Buttons?

When I became Director of the National Pearl Button Museum last September it was something of a departure (pun intended) from my former job as an airline pilot. When I told my aviation friends about my new job they inevitably replied with a question – a single word, actually. “Buttons?”

The idea that something so ubiquitous should be the focus of a historical museum requires some explanation. Buttons are part of our everyday life. Virtually every person on earth touches a button nearly every day, and yet I doubt we devote even one brain cell to considering this mundane object and its importance.

Why Buttons Matter

Everyone who lives in Muscatine knows it is the Pearl City. We all know that this name has something vaguely to do with buttons. If you have lived here awhile you probably think you know “the button story.” There may be more to our history than you realize.

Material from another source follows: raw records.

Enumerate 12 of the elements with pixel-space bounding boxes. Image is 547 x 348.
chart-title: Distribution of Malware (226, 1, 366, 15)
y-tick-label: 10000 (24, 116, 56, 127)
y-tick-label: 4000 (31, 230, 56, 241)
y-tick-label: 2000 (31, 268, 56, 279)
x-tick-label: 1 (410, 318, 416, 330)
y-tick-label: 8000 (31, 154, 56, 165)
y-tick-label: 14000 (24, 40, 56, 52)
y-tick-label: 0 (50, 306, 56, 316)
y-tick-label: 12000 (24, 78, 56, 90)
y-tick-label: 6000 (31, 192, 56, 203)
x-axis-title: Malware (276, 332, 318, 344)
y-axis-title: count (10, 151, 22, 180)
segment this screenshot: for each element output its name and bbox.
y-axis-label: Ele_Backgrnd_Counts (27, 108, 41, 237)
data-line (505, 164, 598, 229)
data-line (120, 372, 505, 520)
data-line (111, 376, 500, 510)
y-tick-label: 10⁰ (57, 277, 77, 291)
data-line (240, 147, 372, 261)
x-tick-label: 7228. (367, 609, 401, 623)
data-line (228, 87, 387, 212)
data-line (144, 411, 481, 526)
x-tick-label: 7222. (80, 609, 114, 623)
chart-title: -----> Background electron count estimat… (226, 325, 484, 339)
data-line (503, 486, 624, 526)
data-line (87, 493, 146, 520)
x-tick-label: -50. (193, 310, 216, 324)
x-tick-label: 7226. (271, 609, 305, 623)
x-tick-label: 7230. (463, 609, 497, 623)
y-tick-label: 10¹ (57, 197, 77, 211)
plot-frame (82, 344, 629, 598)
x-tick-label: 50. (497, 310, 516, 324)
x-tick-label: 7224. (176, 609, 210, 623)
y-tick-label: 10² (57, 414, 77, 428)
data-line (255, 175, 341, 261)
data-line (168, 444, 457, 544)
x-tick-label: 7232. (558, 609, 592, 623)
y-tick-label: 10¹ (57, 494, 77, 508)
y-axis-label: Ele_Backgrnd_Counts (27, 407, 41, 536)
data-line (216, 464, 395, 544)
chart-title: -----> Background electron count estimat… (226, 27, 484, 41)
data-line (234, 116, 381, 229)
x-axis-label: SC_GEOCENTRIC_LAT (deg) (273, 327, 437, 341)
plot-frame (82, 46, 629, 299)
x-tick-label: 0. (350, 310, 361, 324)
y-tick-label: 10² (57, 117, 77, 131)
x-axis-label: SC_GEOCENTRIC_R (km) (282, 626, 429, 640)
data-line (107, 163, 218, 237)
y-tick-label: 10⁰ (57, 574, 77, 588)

When I first came to the museum, a single display caught my attention. It says “In 1905 Muscatine produced 1.5 Billion buttons.” Numbers that large can be abstract. After I looked at that sign a half-dozen times I decided to do the math. It turns out that 1.5 billion of anything is a lot. If you stacked 1.5 billion pearl buttons in downtown Muscatine, that pile, when it inevitably fell, would reach Los Angeles.

This industry was a very big deal! Virtually every family in Muscatine was engaged in this grand project. If you grew up here it is almost certain that your parents, grandparents, or great-grandparents caught clams, hauled shells, drilled blanks, or worked in the button factories. The history of pearl buttons is the history of Muscatine.

The button industry dominated the economy here for half a century. It brought money into this community from around the world and provided insulation against the ravages of the Great Depression. Perhaps more importantly, it laid an economic foundation upon which our diversified modern economy is built. The economic powerhouses of today, HNI, Kent, Stanley Consultants, Carver Pump, Musco, Bandag, Raymond, Heinz, and others found what they needed to innovate, build, and expand right here in our little river town. The strong supply of capital, skilled labor, infrastructure, and ideas that were a by-product of the pearl button industry made these other businesses possible.

The National Pearl Button Museum Matters

People love history. We all have a natural curiosity about those who came before us. How did they make a living? What were their lives like? At the National Pearl Button Museum we tell this national growth story very well. We are the top-rated “thing to do” within the city of Muscatine on TripAdvisor. We get uniformly Excellent reviews. In 2019 we attracted thousands of visitors to Muscatine from 7 foreign countries and 49 states. (We are working hard on New Hampshire). These guests, who love our history, also find that they love Muscatine. They eat at our fantastic restaurants, shop at our excellent stores, and stay at our great hotels. Our museum is bringing people here. Every day we tell the story of Muscatine – our story. We are proud to be part of Muscatine’s success.

Your membership and your generous donation make all this possible. We could not tell this story without you. And we believe that your donation to the National Pearl Button Museum is an investment in our community, too. We are grateful for your support.